Saturday, January 18, 2014

Book-A-Day 2014 #18: Make Me a Woman by Vanessa Davis

There are a lot of autobiographical cartoonists these days, it's true -- but they're doing very different things (art spiegelman vs. Joe Matt! Julie Doucet vs. Julia Wertz!), so that's about as useful as saying there are a lot of romance novels published.

Vanessa Davis is a relatively young (well, she's 35 now, but anyone younger than me still counts) cartoonist who works, as far as I've seen, exclusively with her own life as material. She hasn't tackled any big, book-length stories yet -- though her mother insists that's her long-term plan about halfway through this collection -- so Make Me a Woman collects a whole bunch of work (some color and some black & white; some sketchbook pages and some strips telling specific stories, up to maybe ten pages long) from 2004 through 2010, and the only thing it all has in common is that it's by and about Vanessa Davis.

That's enough: Davis has a talented eye for what moments will make good stories, and her color work in particular is supple, with a smooth, flowing line. (A lot of the black & white work here is from her sketchbook -- and the book also covers a six-year period -- so comparing the linework of b&w to color isn't terribly useful.)

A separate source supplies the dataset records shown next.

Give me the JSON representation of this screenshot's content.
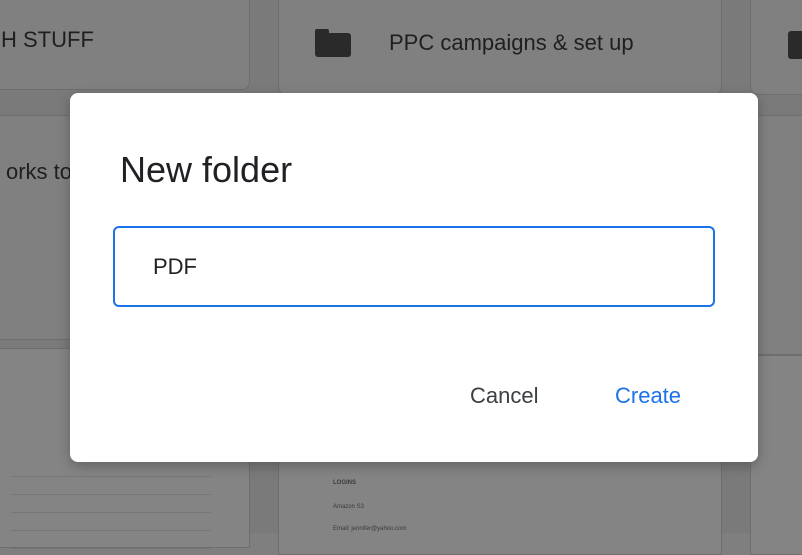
{
  "background": {
    "folders": [
      {
        "label": "H STUFF"
      },
      {
        "label": "PPC campaigns & set up"
      }
    ],
    "partial_text": "orks to",
    "doc_preview": {
      "heading": "LOGINS",
      "line1": "Amazon S3",
      "line2": "Email: jennifer@yahoo.com"
    }
  },
  "dialog": {
    "title": "New folder",
    "input_value": "PDF",
    "cancel_label": "Cancel",
    "create_label": "Create"
  },
  "colors": {
    "accent": "#1a73e8",
    "title_text": "#202124",
    "secondary_text": "#3c4043",
    "scrim": "#7a7a7a"
  }
}
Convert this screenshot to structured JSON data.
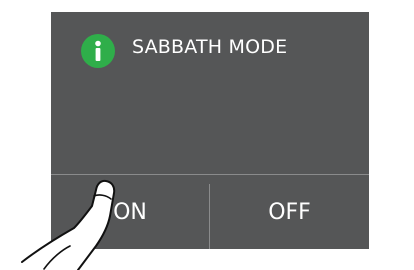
{
  "dialog": {
    "title": "SABBATH MODE",
    "info_icon": "info-icon",
    "accent_color": "#2fae4a",
    "panel_color": "#555657"
  },
  "buttons": {
    "on_label": "ON",
    "off_label": "OFF"
  },
  "pointer": {
    "icon": "pointing-hand-icon"
  }
}
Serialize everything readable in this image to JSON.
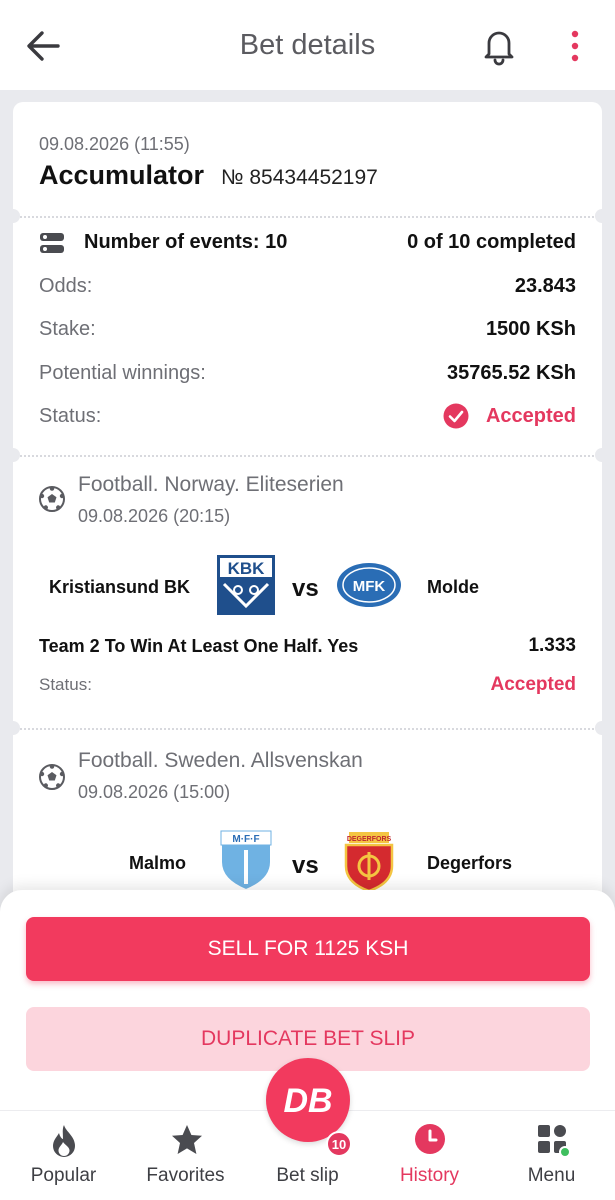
{
  "header": {
    "title": "Bet details"
  },
  "bet": {
    "date": "09.08.2026 (11:55)",
    "type": "Accumulator",
    "number": "№ 85434452197",
    "events_label": "Number of events: 10",
    "completed": "0 of 10 completed",
    "odds_label": "Odds:",
    "odds_value": "23.843",
    "stake_label": "Stake:",
    "stake_value": "1500 KSh",
    "winnings_label": "Potential winnings:",
    "winnings_value": "35765.52 KSh",
    "status_label": "Status:",
    "status_value": "Accepted"
  },
  "events": [
    {
      "league": "Football. Norway. Eliteserien",
      "date": "09.08.2026 (20:15)",
      "team1": "Kristiansund BK",
      "team2": "Molde",
      "vs": "vs",
      "team1_logo_text": "KBK",
      "team2_logo_text": "MFK",
      "market": "Team 2 To Win At Least One Half. Yes",
      "odds": "1.333",
      "status_label": "Status:",
      "status_value": "Accepted"
    },
    {
      "league": "Football. Sweden. Allsvenskan",
      "date": "09.08.2026 (15:00)",
      "team1": "Malmo",
      "team2": "Degerfors",
      "vs": "vs",
      "team1_logo_text": "M·F·F",
      "team2_logo_text": "DEGERFORS"
    }
  ],
  "actions": {
    "sell_label": "SELL FOR 1125 KSH",
    "duplicate_label": "DUPLICATE BET SLIP"
  },
  "nav": {
    "items": [
      {
        "label": "Popular",
        "icon": "flame-icon"
      },
      {
        "label": "Favorites",
        "icon": "star-icon"
      },
      {
        "label": "Bet slip",
        "icon": "db-logo"
      },
      {
        "label": "History",
        "icon": "clock-icon"
      },
      {
        "label": "Menu",
        "icon": "grid-icon"
      }
    ],
    "betslip_logo": "DB",
    "betslip_count": "10"
  },
  "colors": {
    "accent": "#e4385f",
    "primary_button": "#f23a5e",
    "secondary_button": "#fcd5dd",
    "online_dot": "#3fbf5f"
  }
}
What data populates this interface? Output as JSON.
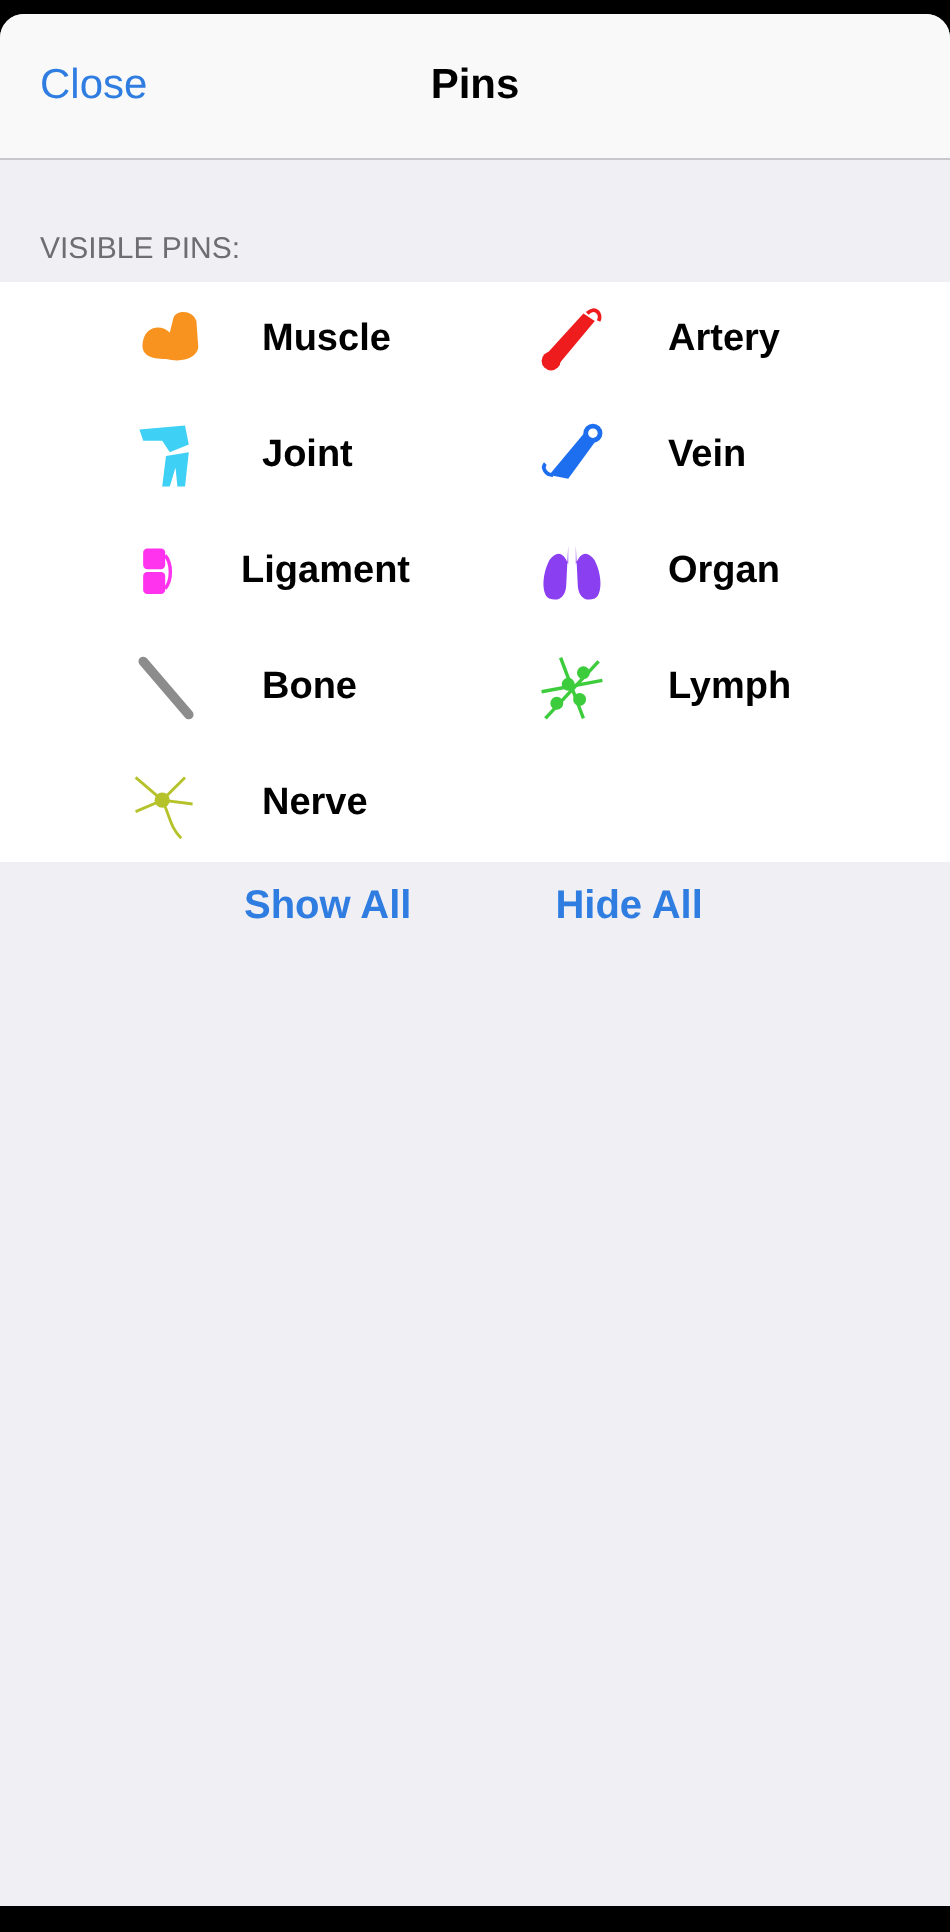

There's a bit of the hanging-out-with-fellow-cartoonists here, but not a lot -- and none of the semi-obligatory stories about comics conventions, which are not missed. Instead, Davis tells stories of her everyday life -- a summer at fat camp as a teen, what it was like to go to a tiny all-Jewish school in West Palm Beach, parties and working and subway rides and long-term boyfriends and friends and her relationship with R. Crumb's work. And, of course, Davis cartoons about her family -- primarily her mother and older sister -- as they visit for holidays, squabble, remember childhood, go for spa visits, and just bounce off each other.

I know I'm making a bad case for this book: I'm discombobulated right now and can't focus correctly. (And you should see how many typos I'm making as I go -- the page is a sea of little red squiggles.) But Vanessa Davis really is a talented, interesting, neat cartoonist who tells great stories. They might be mostly stories about being young, Jewish, and female, but they reach far beyond that: after all, I'm none of those things.